To say Anambra State is fast turning into a killing field is to say the obvious. No day passes by without reports of deaths and destruction in the state.
The recent upsurge is not unconnected to the November 6, 2021 governorship election in the state. We recall that the Indigenous People of Biafra (IPOB) had insisted that the election will not be held in the state. IPOB had threatened that no election would be held in the entire South-East geopolitical zone (Imo, Anambra, Enugu, Ebonyi, and Abia states) till it achieved its agitation for secession of the region from the Nigerian state.
We also recall that IPOB had pronounced a weekly sit-at-home order in the entire South-East beginning from August 9, 2021, to protest the continued detention of its leader Nnamdi Kanu, who has been in the custody of the Department of State Services.
The sit-at-home order has resulted in deaths, injuries, and destruction of properties by hoodlums who have taken advantage of the situation to inflict pain on the residents.
Sadly, recently, Dr Chike Akunyili, the widower of the former director-general of the National Agency for Food and Drug Administration and Control (NAFDAC) and later minister of information, Professor Dora Akunyili, was murdered by gunmen in Anambra.
Reports said he was shot dead while returning to Enugu from an event to honour his late wife. Also, seven other persons were killed in the incident.
Similarly in Anambra, there were also reports of an attack on the offices of the Directorate of State Services (DSS) and Federal Road Safety Corps (FRSC), both of which were set ablaze by unknown persons.
A stalwart of the All Progressives Congress (APC), Joe Igbokwe, also accused IPOB of torching his country home in Nnewi, Anambra State.
Last month, gunmen killed three policemen and injured two persons while setting a police vehicle ablaze at the Ezeiweka area of the commercial city of Onitsha, Anambra State.
In the considered opinion of this newspaper, this descent into anarchy and bloodletting has to stop.
Expectedly, the Independent National Electoral Commission (INEC) has expressed fear over worsening insecurity in the state.
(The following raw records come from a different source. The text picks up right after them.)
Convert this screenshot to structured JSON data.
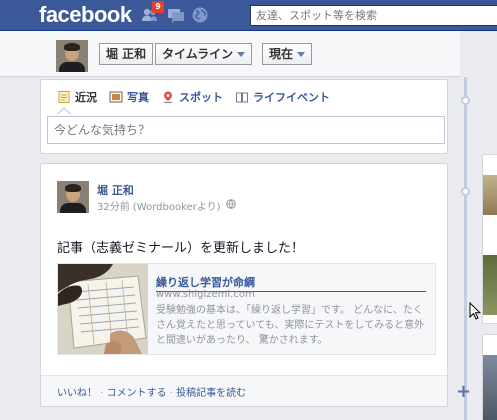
{
  "topbar": {
    "logo": "facebook",
    "friend_requests_badge": "9",
    "search_placeholder": "友達、スポット等を検索",
    "bar_color": "#3b5998"
  },
  "timeline_header": {
    "name": "堀 正和",
    "timeline_label": "タイムライン",
    "period_label": "現在"
  },
  "composer": {
    "tabs": [
      {
        "label": "近況",
        "icon": "status-icon"
      },
      {
        "label": "写真",
        "icon": "photo-icon"
      },
      {
        "label": "スポット",
        "icon": "place-icon"
      },
      {
        "label": "ライフイベント",
        "icon": "life-event-icon"
      }
    ],
    "placeholder": "今どんな気持ち？"
  },
  "post": {
    "author": "堀 正和",
    "meta": "32分前 (Wordbookerより)",
    "text": "記事（志義ゼミナール）を更新しました！",
    "attachment": {
      "title": "繰り返し学習が命綱",
      "url": "www.shigizemi.com",
      "description": "受験勉強の基本は、「繰り返し学習」です。 どんなに、たくさん覚えたと思っていても、実際にテストをしてみると意外と間違いがあったり、 驚かされます。"
    },
    "actions": {
      "like": "いいね！",
      "sep1": " · ",
      "comment": "コメントする",
      "sep2": " · ",
      "read": "投稿記事を読む"
    }
  }
}
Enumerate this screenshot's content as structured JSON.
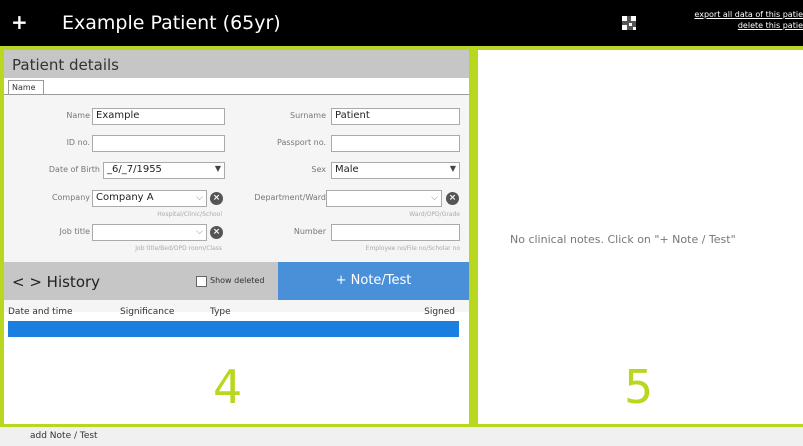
{
  "header": {
    "add_icon": "+",
    "title": "Example Patient (65yr)",
    "qr_icon": "qr-code-icon",
    "link_export": "export all data of this patie",
    "link_delete": "delete this patie"
  },
  "patient": {
    "heading": "Patient details",
    "tab": "Name",
    "name_label": "Name",
    "name_value": "Example",
    "surname_label": "Surname",
    "surname_value": "Patient",
    "id_label": "ID no.",
    "id_value": "",
    "passport_label": "Passport no.",
    "passport_value": "",
    "dob_label": "Date of Birth",
    "dob_value": "_6/_7/1955",
    "sex_label": "Sex",
    "sex_value": "Male",
    "company_label": "Company",
    "company_value": "Company A",
    "company_hint": "Hospital/Clinic/School",
    "dept_label": "Department/Ward",
    "dept_value": "",
    "dept_hint": "Ward/OPD/Grade",
    "job_label": "Job title",
    "job_value": "",
    "job_hint": "Job title/Bed/OPD room/Class",
    "number_label": "Number",
    "number_value": "",
    "number_hint": "Employee no/File no/Scholar no"
  },
  "history": {
    "heading": "< > History",
    "show_deleted": "Show deleted",
    "note_button": "+ Note/Test",
    "columns": [
      "Date and time",
      "Significance",
      "Type",
      "Signed"
    ],
    "panel_number": "4"
  },
  "notes": {
    "empty_message": "No clinical notes. Click on \"+ Note / Test\"",
    "panel_number": "5"
  },
  "footer": {
    "text": "add Note / Test"
  },
  "colors": {
    "accent": "#b8d820",
    "selection": "#1b7fe0",
    "button": "#4a90d9"
  }
}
INEC chairman, Mahmood Yakubu, pointed out that a constitutional crisis might ensue in the state if the commission is unable to conduct elections on account of insecurity.
To rein in the violence in the state, the federal government has hinted that it may declare a state of emergency in Anambra State if circumstances indicate the November 6 governorship election is under threat.
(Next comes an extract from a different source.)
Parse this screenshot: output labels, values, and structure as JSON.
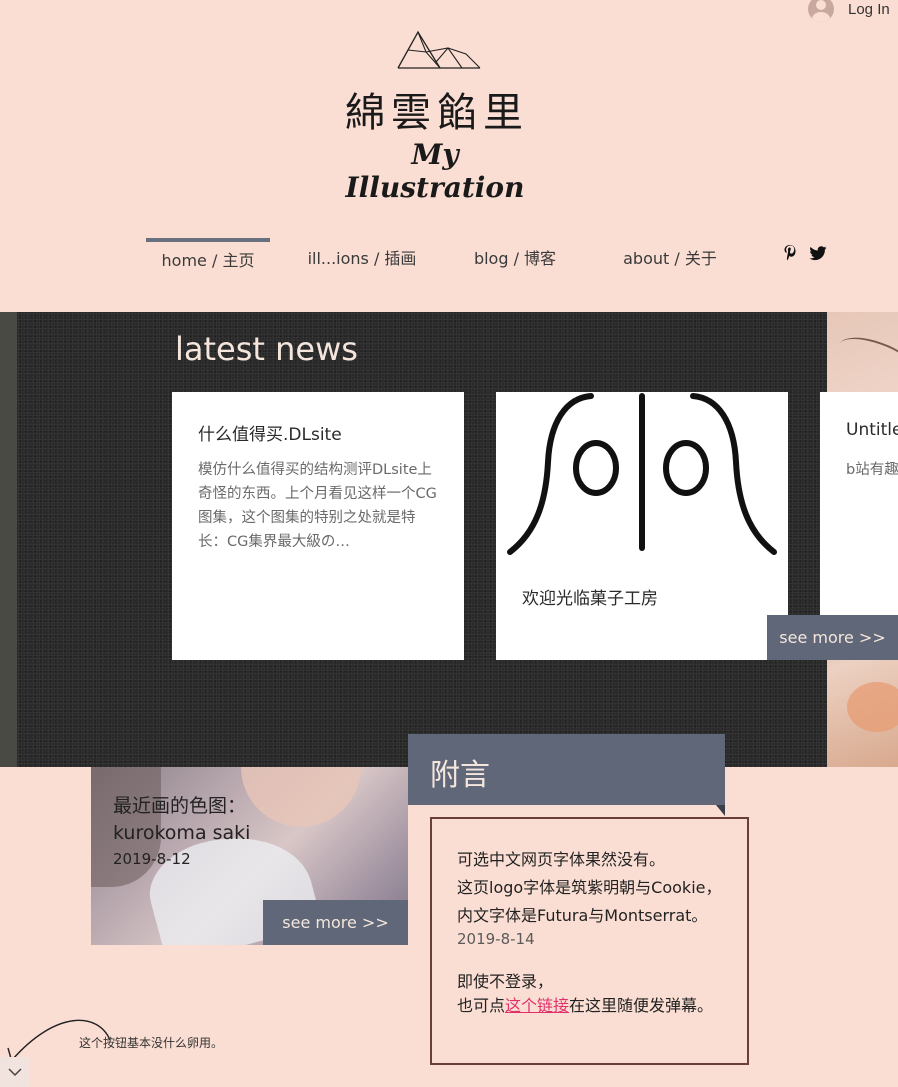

Minister of justice and attorney-general of the federation, Abubakar Malami, said the federal government would not fail to take precautions to ensure that the democratic order is kept safe and intact, adding that no possibility is ruled out, including the declaration of a state of emergency.
Instructively, Section 305 of the 1999 Constitution provides for the imposition of a state of emergency in the country or any part of it. The section empowers the president to issue the declaration by way of an official gazette.
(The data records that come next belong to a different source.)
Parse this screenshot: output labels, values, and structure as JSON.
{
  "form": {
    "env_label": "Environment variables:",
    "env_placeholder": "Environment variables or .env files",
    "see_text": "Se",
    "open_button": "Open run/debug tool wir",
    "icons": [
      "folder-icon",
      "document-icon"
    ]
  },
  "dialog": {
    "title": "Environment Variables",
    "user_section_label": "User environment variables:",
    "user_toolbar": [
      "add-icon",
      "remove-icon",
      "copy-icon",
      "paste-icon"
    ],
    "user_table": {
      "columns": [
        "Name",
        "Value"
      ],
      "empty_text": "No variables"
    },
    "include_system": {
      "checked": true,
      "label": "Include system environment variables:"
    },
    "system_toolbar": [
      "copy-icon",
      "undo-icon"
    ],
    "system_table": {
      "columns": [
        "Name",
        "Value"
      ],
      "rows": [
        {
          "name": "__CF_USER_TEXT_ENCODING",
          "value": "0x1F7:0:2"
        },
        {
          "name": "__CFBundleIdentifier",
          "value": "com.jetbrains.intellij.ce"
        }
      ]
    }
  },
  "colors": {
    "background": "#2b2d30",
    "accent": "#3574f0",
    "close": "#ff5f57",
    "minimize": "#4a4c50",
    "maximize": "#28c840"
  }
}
It adds, however, that a two-thirds majority of the National Assembly must ratify the executive proclamation within two days if the legislators are in session, or 10 days if they are not.
However, we frown at the idea of declaring a state of emergency in the state because, in our view, it will exacerbate our already fragile fault lines of ethnicity, politics and religion in the country. The current situation in the state does not meet all the criteria for declaring a state of emergency.
Happily, Anambra State governor Willie Obiano said a meeting he held with the president indicated that he was not contemplating such a drastic action, but was only keen to ensure safe polls.
Already, the Nigerian Army has recently launched new military operations in the South East, codenamed Exercise Golden Dawn, aimed at curbing the rising insecurity in the region.
This operation should be methodically executed to stop those who are hell-bent on frustrating the peace of the region, especially Anambra State, as the election approaches.
As a newspaper, we call on the governors and other leaders of the South East region to give maximum cooperation to the security agencies towards arresting the slide into anarchy in Anambra and other states in the region. It is sad that non-state actors are calling the shots and residents are forced to obey.
The finger pointing on whether IPOB, bandits and unknown gunmen are responsible for the killings does not help matters. All efforts should be made to arrest the perpetrators of this violence to deter future offenders.
Consequently, we insist that elections must be held in Anambra next month. The security agencies must make sure that voters are safe.